The open source Hadoop framework is ideal for distributed processing of large data sets across large numbers of severs.
What it isn’t good at is speed.
Actian Corp., which makes a number of specialized data management systems including the SQL-based Vectorwise analytic database has been watching its customers try to bridge the gap with Hadoop by building their own connections.
The latest version of Vectorwise will save them a lot of effort: Version 3.0 comes with advanced Hadoop integration, allowing customers to do fast queries of unstructured data at what Actian says is a relatively modest price.
Hadoop has lots going for it, says Fred Gallagher, general manager for Vectorwise (pictured). Hadoop’s HDFS file system provides almost unlimited storage, and Hadoop itself is good a parallel processing. But, he added, it’s cumbersome to do ad hoc queries or to drill-down data discovery because it’s a batch processor.
“So by integrating the large dataset capabilities of Hadoop with Vectorwise, people can get that responsiveness they’d like.”
Other changes include a more efficient storage engine, support for more data types and analytical SQL functions and enhanced DDL (data description language) features.
Gallagher says that with the Hadoop Connector, Vectorwise on a Dell server with 12 cores can outperform a half-rack of data appliances on 90 per cent of queries at a cost of under $100,000 (including server).

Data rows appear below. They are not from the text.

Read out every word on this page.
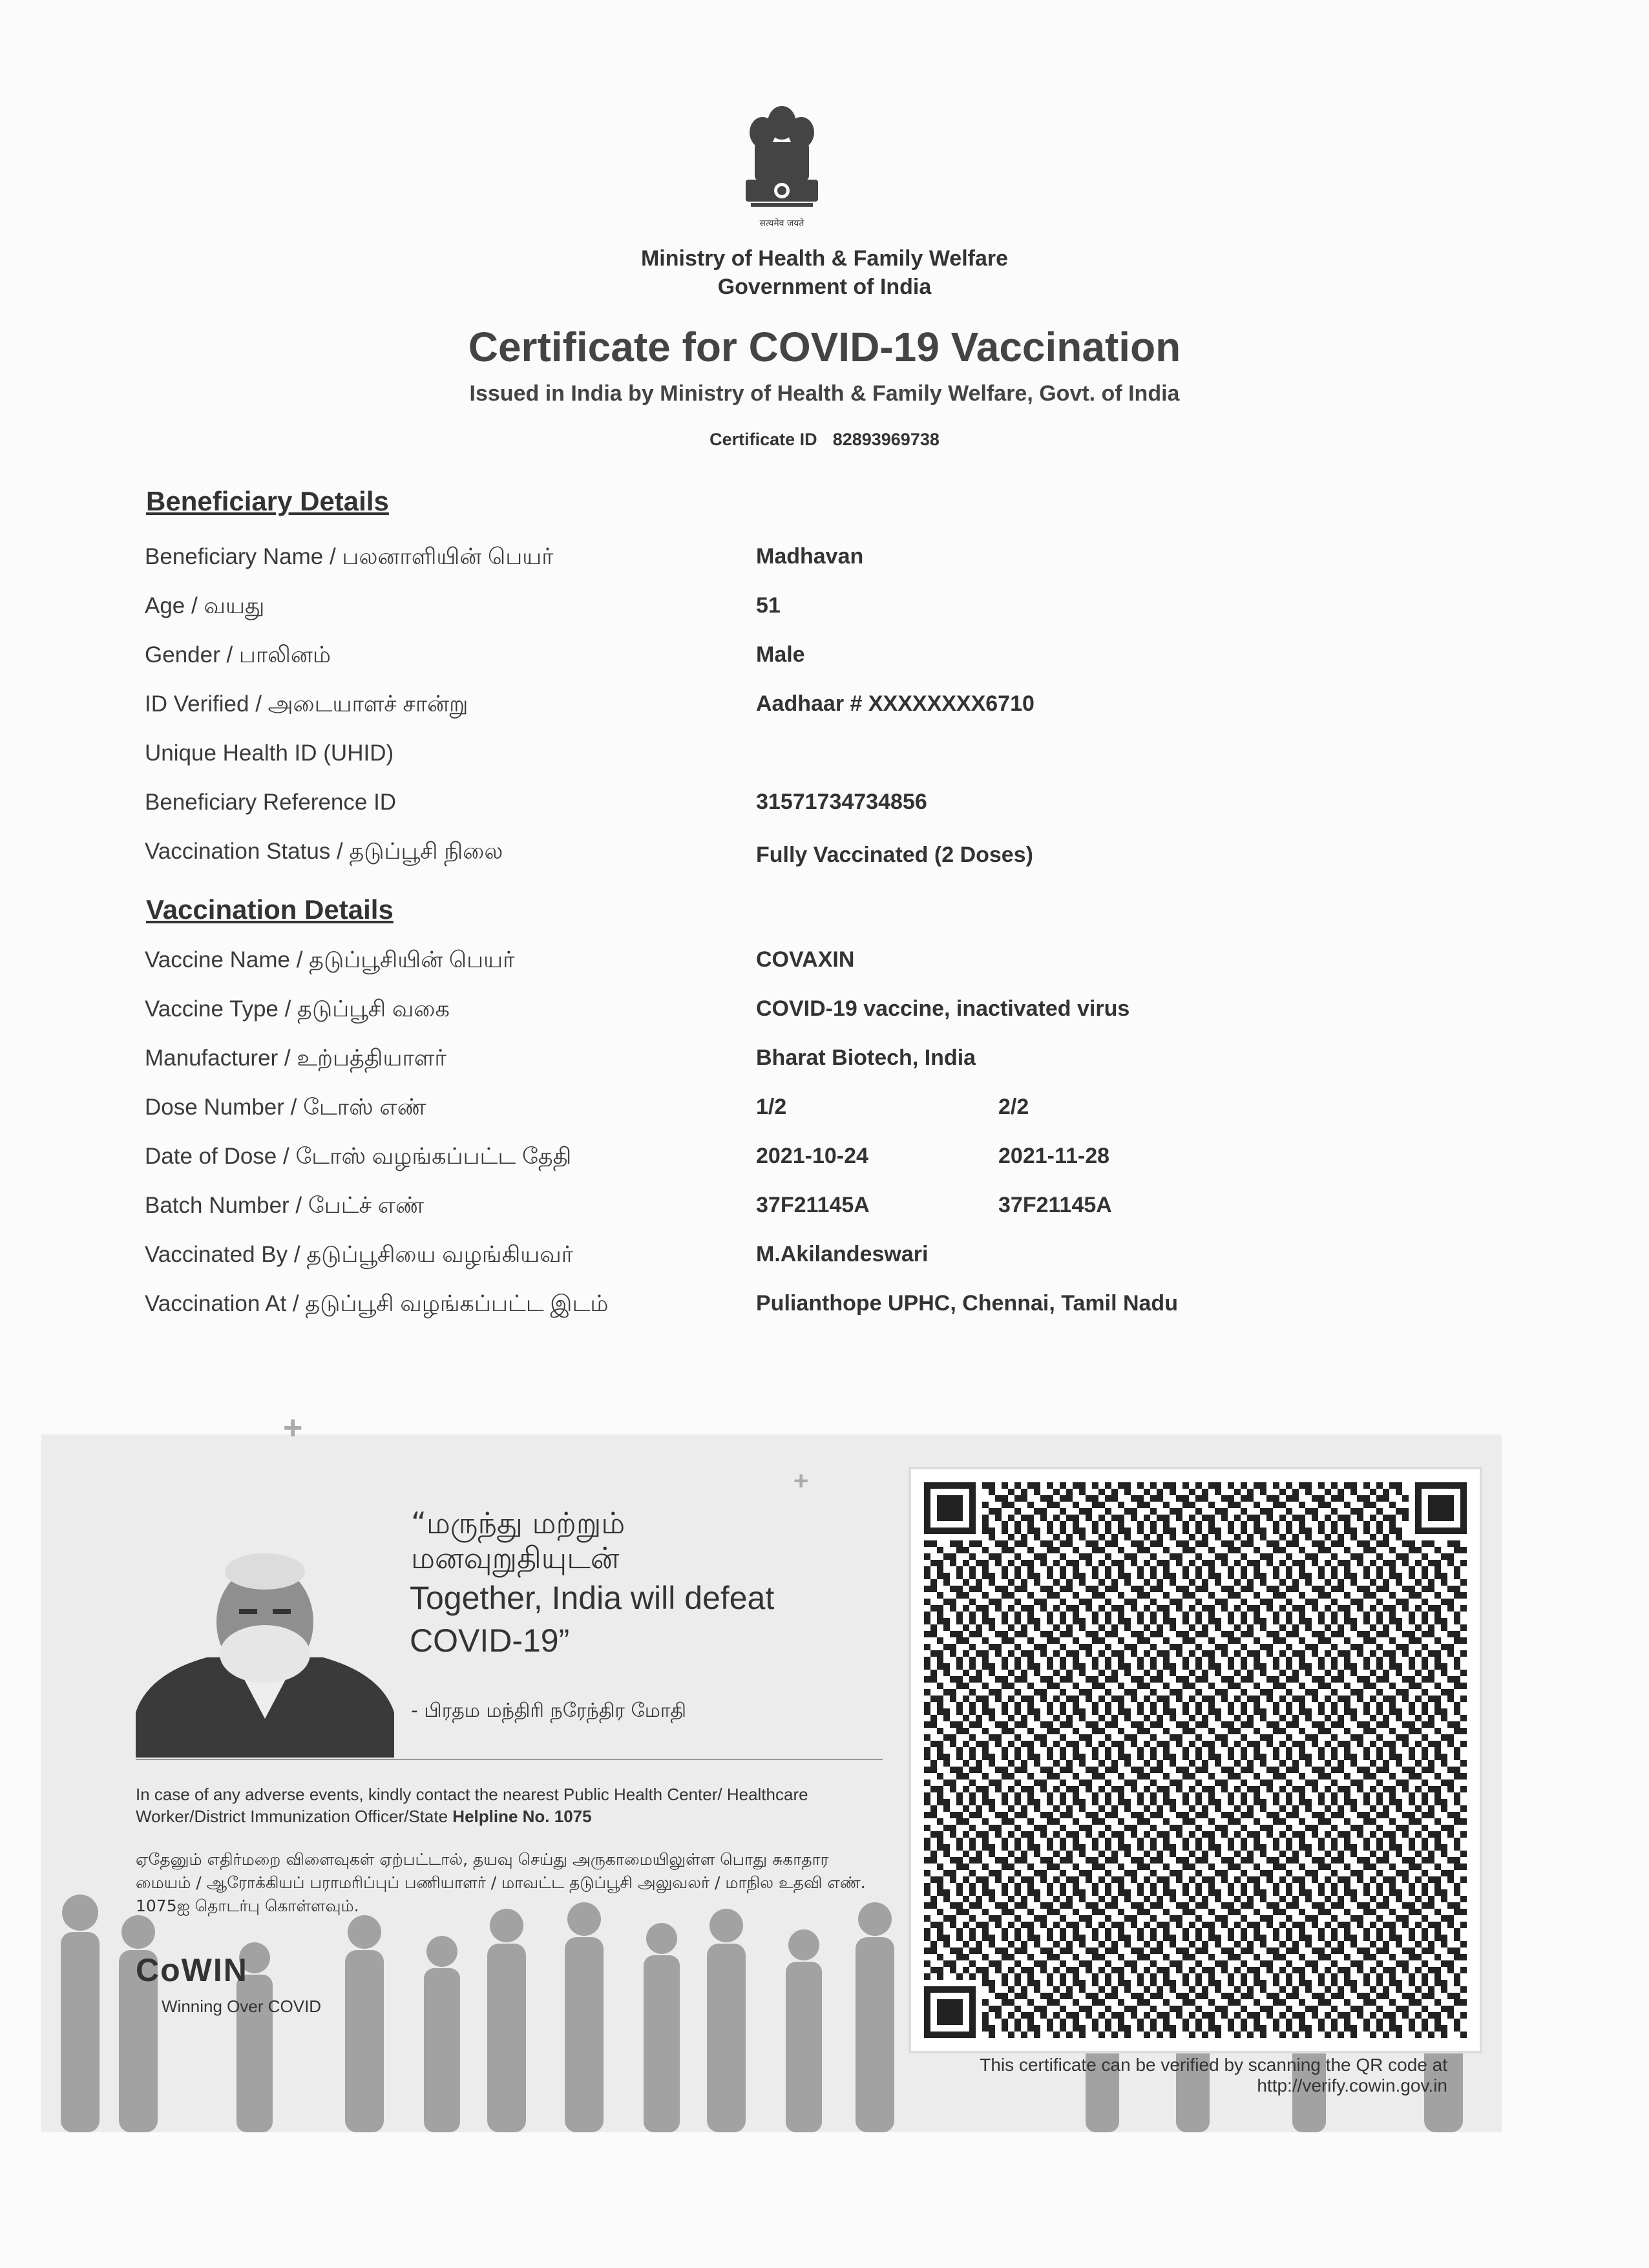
सत्यमेव जयते
Ministry of Health & Family Welfare
Government of India
Certificate for COVID-19 Vaccination
Issued in India by Ministry of Health & Family Welfare, Govt. of India
Certificate ID 82893969738
Beneficiary Details
Beneficiary Name / பலனாளியின் பெயர்	Madhavan
Age / வயது	51
Gender / பாலினம்	Male
ID Verified / அடையாளச் சான்று	Aadhaar # XXXXXXXX6710
Unique Health ID (UHID)
Beneficiary Reference ID	31571734734856
Vaccination Status / தடுப்பூசி நிலை	Fully Vaccinated (2 Doses)
Vaccination Details
Vaccine Name / தடுப்பூசியின் பெயர்	COVAXIN
Vaccine Type / தடுப்பூசி வகை	COVID-19 vaccine, inactivated virus
Manufacturer / உற்பத்தியாளர்	Bharat Biotech, India
Dose Number / டோஸ் எண்	1/2	2/2
Date of Dose / டோஸ் வழங்கப்பட்ட தேதி	2021-10-24	2021-11-28
Batch Number / பேட்ச் எண்	37F21145A	37F21145A
Vaccinated By / தடுப்பூசியை வழங்கியவர்	M.Akilandeswari
Vaccination At / தடுப்பூசி வழங்கப்பட்ட இடம்	Pulianthope UPHC, Chennai, Tamil Nadu
+
+
“மருந்து மற்றும்
மனவுறுதியுடன்
Together, India will defeat
COVID-19”
- பிரதம மந்திரி நரேந்திர மோதி
In case of any adverse events, kindly contact the nearest Public Health Center/ Healthcare Worker/District Immunization Officer/State Helpline No. 1075
ஏதேனும் எதிர்மறை விளைவுகள் ஏற்பட்டால், தயவு செய்து அருகாமையிலுள்ள பொது சுகாதார மையம் / ஆரோக்கியப் பராமரிப்புப் பணியாளர் / மாவட்ட தடுப்பூசி அலுவலர் / மாநில உதவி எண். 1075ஐ தொடர்பு கொள்ளவும்.
CoWIN
Winning Over COVID
This certificate can be verified by scanning the QR code at
http://verify.cowin.gov.in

“We’re able to move terabytes in an hour on a modest set of servers.”
Customers who use Vectorwise and Hadoop include a number of social media companies who have large amounts of subscriber data to process, he said. One has a Hadoop custer with over 250 TB of data and needs to analyze 20 TB of data at a time. Another stores Web logs and brings 100 billion records into Vectorwise for processing.
Vectorwise runs on Windows Server and Linux. Pricing varies starting at around US$60,000.
Vectorwise is sold direct to large accounts that have their own database and business intelligence applications; otherwise it is sold by solution providers who sell it with these applications.
One Canadian partner is Korem Inc. of Quebec City, which sells geospatial mapping solutions, some of which leverage Google Earth or postal codes
Gallagher said Actian is looking for more solution providers here with expertise in big data and data warehousing. Partners will get training and discounts on products sold.